A cruise is a great character study for actors. I went on one to Alaska and it was astonishing: all this thrilling scenery, yet half the people never left the casino. They’d glance out of a porthole occasionally — I guess it was like Alaska TV.
It was in Alaska that I tried dog-sledding, and got hooked — so hooked, in fact, that last winter I signed up for a dog-sledding challenge in Arctic Norway. Not one of these celebrity things, just me and 12 others, raising money for Battersea dogs’ home. It was like being in the army for a week: physically and emotionally utterly absorbing.

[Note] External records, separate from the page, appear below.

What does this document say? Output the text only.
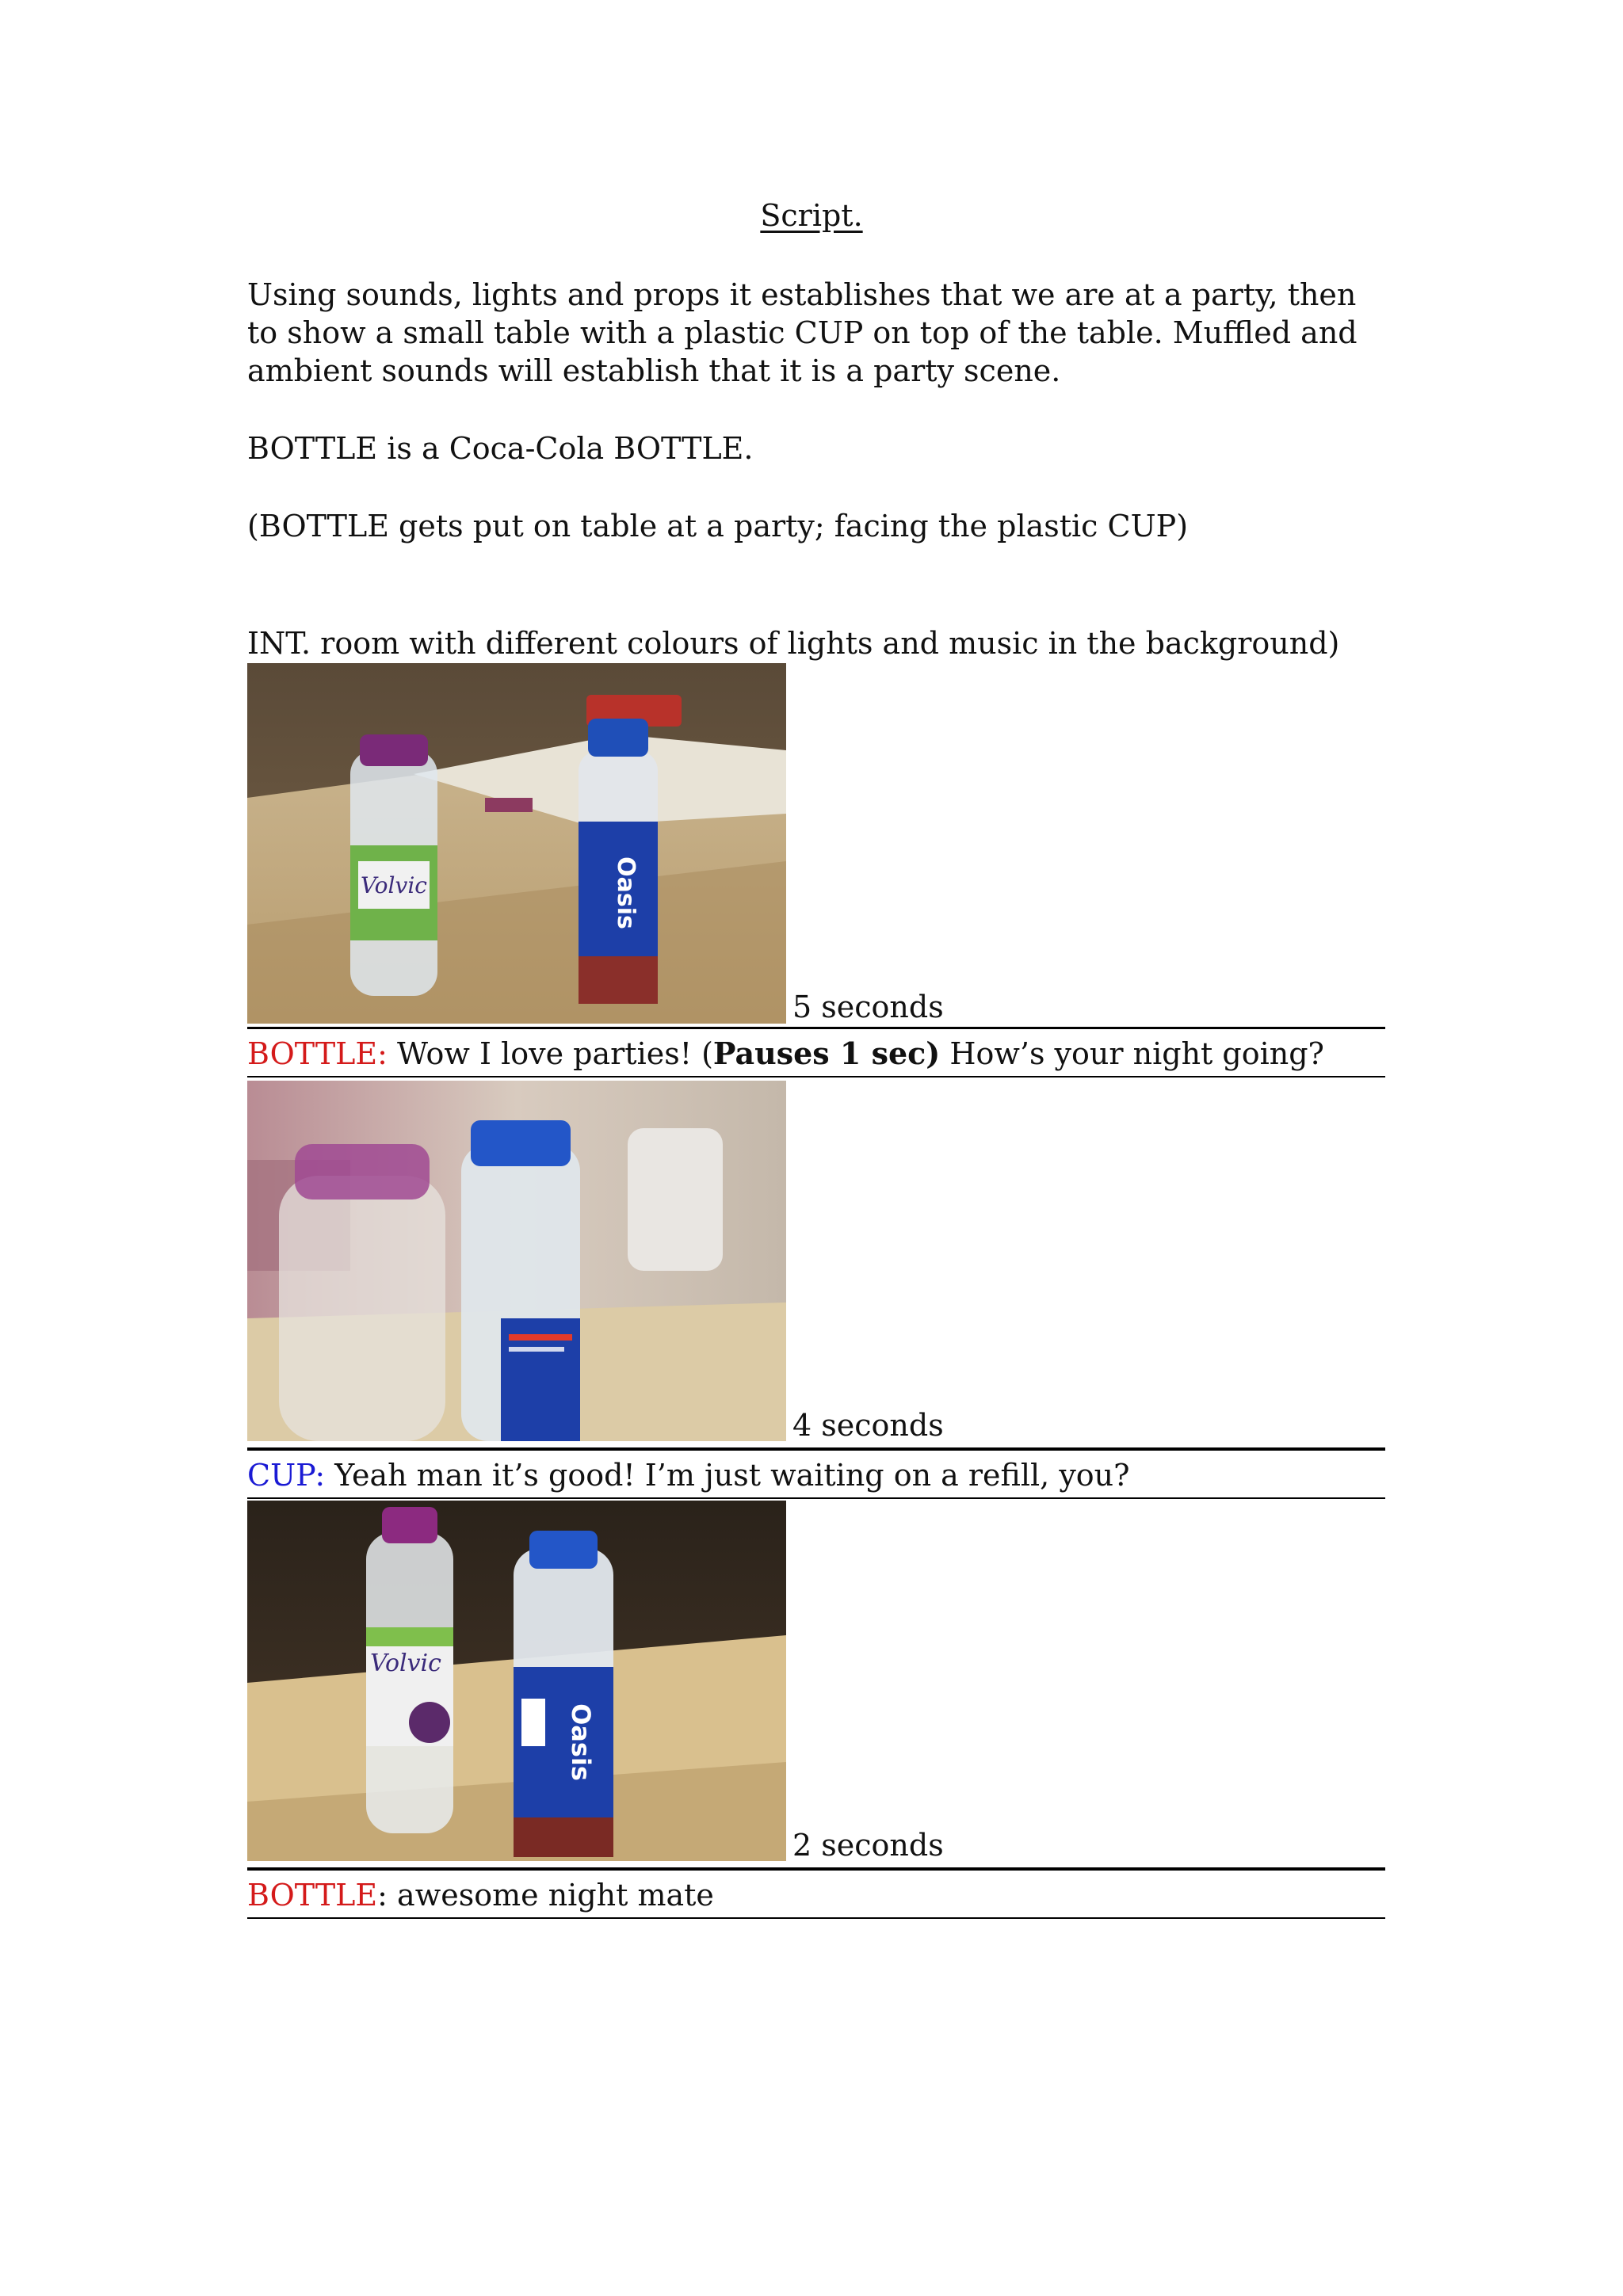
Script.

Using sounds, lights and props it establishes that we are at a party, then to show a small table with a plastic CUP on top of the table. Muffled and ambient sounds will establish that it is a party scene.

BOTTLE is a Coca-Cola BOTTLE.

(BOTTLE gets put on table at a party; facing the plastic CUP)

INT. room with different colours of lights and music in the background)

Volvic	Oasis
5 seconds
BOTTLE: Wow I love parties! (Pauses 1 sec) How’s your night going?
4 seconds
CUP: Yeah man it’s good! I’m just waiting on a refill, you?
Volvic
Oasis
2 seconds
BOTTLE: awesome night mate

Ironically, our departure was delayed by the snowstorms in London — someone joked we should stay and do the whole thing in Richmond Park. But it meant we arrived at the dog camp at night, and had to set off immediately to make up time. Exploding through the darkness, snow coming at you, clinging on for dear life — it felt like flying into the Star Wars credits. Then, suddenly, the northern lights flashed up, which was surreal. You know that it’s a natural phenomenon, but it feels virtual. Like a gift.
It got down to -30C, we stayed in basic cabins and personal hygiene wasn’t uppermost, let’s put it that way. Also, tired as you are, it’s hard to make yourself eat — your body wants to shut down, somehow. But it’s hard to describe the intensity of running with the pack like that; you just have to learn very, very quickly. The joy of the huskies really moved me — they live to run.
Hollywood tends to pigeonhole actors, and usually they want me to be a bit deranged, a knife-brandisher. But it’s true that I like edgy parts, different from anything I’ve done before, and that’s true of my travels, too. I’m drawn to extremes; I like to be thrown back on my resources a little.
In Sri Lanka, I did some filming to raise awareness of a project working with stray dogs. Then I went on to my favourite place for bird-watching, the Kandalama, a pioneering eco-hotel near Dambulla. It’s lovely, sort of soaked in the forest: the restaurant has this vast window, so you can watch the monkeys eating while they watch you. I’m still a novice birder, getting my eye in, but you can trek out with a guide, and they bombard you with all the species you’re seeing.
You can also ride elephants there, which I was a little uncomfortable about. Hotel elephants have a better existence than some, but you’re aware that they’re domesticated, very much in service. I made sure I took mine plenty of treats — lots of bananas. And afterwards, I asked if I could bathe her.